Parasitic diseases >>>> Echinococcus - why is it dangerous?
Echinococcus - why is it dangerous?
Echinococcus - tapeworm - a parasite, a relative of the bovine tapeworm, but different from it in size, which can reach 0.2 inch.
Echinococcus larvae withstand ambient temperatures in Celsius from minus (-30) to plus (+40). Echinococcus eggs survive in the external environment for up to 1.5 months and are resistant to desiccation.
Echinococcus eggs are spread into the environment through the feces of infected animals (sheep, pigs, dogs, etc.). Eggs with dried fecal dust are carried by winds over long distances and settle on the surface of the earth, plants and enter water bodies.
A person becomes infected through eating poorly washed or thermally unprocessed agricultural products or through direct contact with a sick animal, violating the rules of personal hygiene.
If animals are an intermediate host of echinococcus, then a person becomes its final owner, where echinococcus has many opportunities for the location of its capsules (cysts) and reproduction of offspring.
Cysts affect various organs, grow in size and gradually turn the organ into non-functional and destroyed by necrosis. As the cysts grow (and echinococcus has a very slow development), substances that have an allergic effect on the human body are released outside of them.
Such allergic reactions can occur at an accelerated or slowed down rate, in connection with which a person can develop not just an allergic reaction, but its extreme manifestations: Quincke edema and anaphylactic shock. It is these allergic effects of echinococcus on the human body that make it deadly in the body.
Signs of echinococcosis:
- general malaise with vague symptoms,
- allergic rashes of unknown origin,
- signs of body intoxication (headache, nausea),
depending on the organ of the lesion, the symptoms may also differ, which resemble the diseases typical for this organ:
- with liver damage (the most common cases of echinococcosis), there is pain in the liver, heaviness, nausea;
- with lung damage, the symptoms of echinococcosis resemble bronchitis, pneumonia and other pulmonary diseases;
- with damage to the heart bag, there are failures in cardiac activity;
- the location of the echinococcal whale in the brain is fraught with disorders of the central nervous system.

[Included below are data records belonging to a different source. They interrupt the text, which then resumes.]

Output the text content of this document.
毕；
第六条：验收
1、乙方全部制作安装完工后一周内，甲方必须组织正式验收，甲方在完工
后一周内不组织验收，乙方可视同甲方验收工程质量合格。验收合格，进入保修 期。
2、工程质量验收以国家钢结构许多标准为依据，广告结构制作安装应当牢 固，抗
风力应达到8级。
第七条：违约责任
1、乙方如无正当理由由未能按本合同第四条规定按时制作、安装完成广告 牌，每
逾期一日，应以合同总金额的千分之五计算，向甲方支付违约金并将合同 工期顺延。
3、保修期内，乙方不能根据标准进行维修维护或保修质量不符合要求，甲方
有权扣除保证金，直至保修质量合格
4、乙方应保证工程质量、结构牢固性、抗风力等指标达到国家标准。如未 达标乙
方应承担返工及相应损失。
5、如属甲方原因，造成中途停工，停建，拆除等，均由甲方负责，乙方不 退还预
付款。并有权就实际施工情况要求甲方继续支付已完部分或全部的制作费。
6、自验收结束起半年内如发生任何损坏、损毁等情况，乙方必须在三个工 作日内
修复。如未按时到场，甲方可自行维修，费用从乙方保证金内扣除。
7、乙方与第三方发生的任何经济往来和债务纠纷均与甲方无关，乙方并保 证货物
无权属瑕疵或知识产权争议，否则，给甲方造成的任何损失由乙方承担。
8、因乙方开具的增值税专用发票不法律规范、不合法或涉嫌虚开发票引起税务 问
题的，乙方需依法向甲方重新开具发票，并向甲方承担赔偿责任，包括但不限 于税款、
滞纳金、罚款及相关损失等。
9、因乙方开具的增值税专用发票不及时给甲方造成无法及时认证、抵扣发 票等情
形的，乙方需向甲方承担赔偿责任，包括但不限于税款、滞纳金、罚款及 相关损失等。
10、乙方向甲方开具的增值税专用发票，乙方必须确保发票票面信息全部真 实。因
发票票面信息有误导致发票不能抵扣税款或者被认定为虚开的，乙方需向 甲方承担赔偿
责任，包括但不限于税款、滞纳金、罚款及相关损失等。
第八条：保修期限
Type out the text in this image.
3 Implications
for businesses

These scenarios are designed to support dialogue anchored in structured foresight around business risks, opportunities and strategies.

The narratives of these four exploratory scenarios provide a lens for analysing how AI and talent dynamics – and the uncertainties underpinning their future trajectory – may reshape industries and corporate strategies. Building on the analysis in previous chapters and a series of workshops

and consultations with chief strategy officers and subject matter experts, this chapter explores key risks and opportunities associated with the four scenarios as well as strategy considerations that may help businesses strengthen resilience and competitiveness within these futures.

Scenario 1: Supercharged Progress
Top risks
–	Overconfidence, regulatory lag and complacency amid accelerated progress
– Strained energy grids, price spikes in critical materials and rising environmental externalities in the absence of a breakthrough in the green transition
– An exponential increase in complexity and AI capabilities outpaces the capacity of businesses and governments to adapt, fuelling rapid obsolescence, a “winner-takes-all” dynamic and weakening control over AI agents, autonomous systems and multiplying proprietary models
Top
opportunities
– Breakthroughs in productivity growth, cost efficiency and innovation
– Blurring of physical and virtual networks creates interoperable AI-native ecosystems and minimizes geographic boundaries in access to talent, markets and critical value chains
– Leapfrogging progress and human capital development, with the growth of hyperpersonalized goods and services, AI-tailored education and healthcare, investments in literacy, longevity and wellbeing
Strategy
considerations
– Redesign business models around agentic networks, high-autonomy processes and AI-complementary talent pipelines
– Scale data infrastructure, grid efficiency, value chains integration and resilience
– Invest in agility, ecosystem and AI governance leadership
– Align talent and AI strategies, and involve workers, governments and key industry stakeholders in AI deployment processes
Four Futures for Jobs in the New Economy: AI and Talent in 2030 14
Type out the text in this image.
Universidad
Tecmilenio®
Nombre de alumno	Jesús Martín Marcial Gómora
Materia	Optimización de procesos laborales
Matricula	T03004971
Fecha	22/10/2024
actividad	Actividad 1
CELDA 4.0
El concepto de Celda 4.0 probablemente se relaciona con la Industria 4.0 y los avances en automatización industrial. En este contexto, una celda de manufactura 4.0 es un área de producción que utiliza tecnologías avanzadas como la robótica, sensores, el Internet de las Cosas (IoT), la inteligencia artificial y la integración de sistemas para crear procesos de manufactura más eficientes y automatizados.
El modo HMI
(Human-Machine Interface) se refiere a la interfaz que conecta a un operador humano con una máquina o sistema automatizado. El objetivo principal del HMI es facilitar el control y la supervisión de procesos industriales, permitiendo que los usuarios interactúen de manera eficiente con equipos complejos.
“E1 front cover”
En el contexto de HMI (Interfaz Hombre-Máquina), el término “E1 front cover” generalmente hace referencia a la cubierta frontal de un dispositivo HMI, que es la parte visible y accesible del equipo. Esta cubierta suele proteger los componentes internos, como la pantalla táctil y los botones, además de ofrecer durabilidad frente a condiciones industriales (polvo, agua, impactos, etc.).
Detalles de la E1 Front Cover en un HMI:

To identify echinococcus in the body, X-ray, MRI, ultrasound are used, a blood test is performed for the presence of antibodies to echinococcus.
Treatment of echinococcosis can be conservative (antiparasitic agents) or surgical (in the presence of large cysts on vital organs). Surgical intervention is very difficult, since echinococcus cysts can be located in dangerous places of the organ, and their removal is associated with little recoverable or irreparable damage to the organ.
Prevention of echinococcosis is a careful attention to personal hygiene, and the rules for processing food before eating. You should not drink water from open sources, take food for food with dirty hands, hug or kiss street animals, even if these are animals you know well.
The effectiveness of the treatment of echinococcosis depends on the early detection of the parasite in the human body and its timely destruction.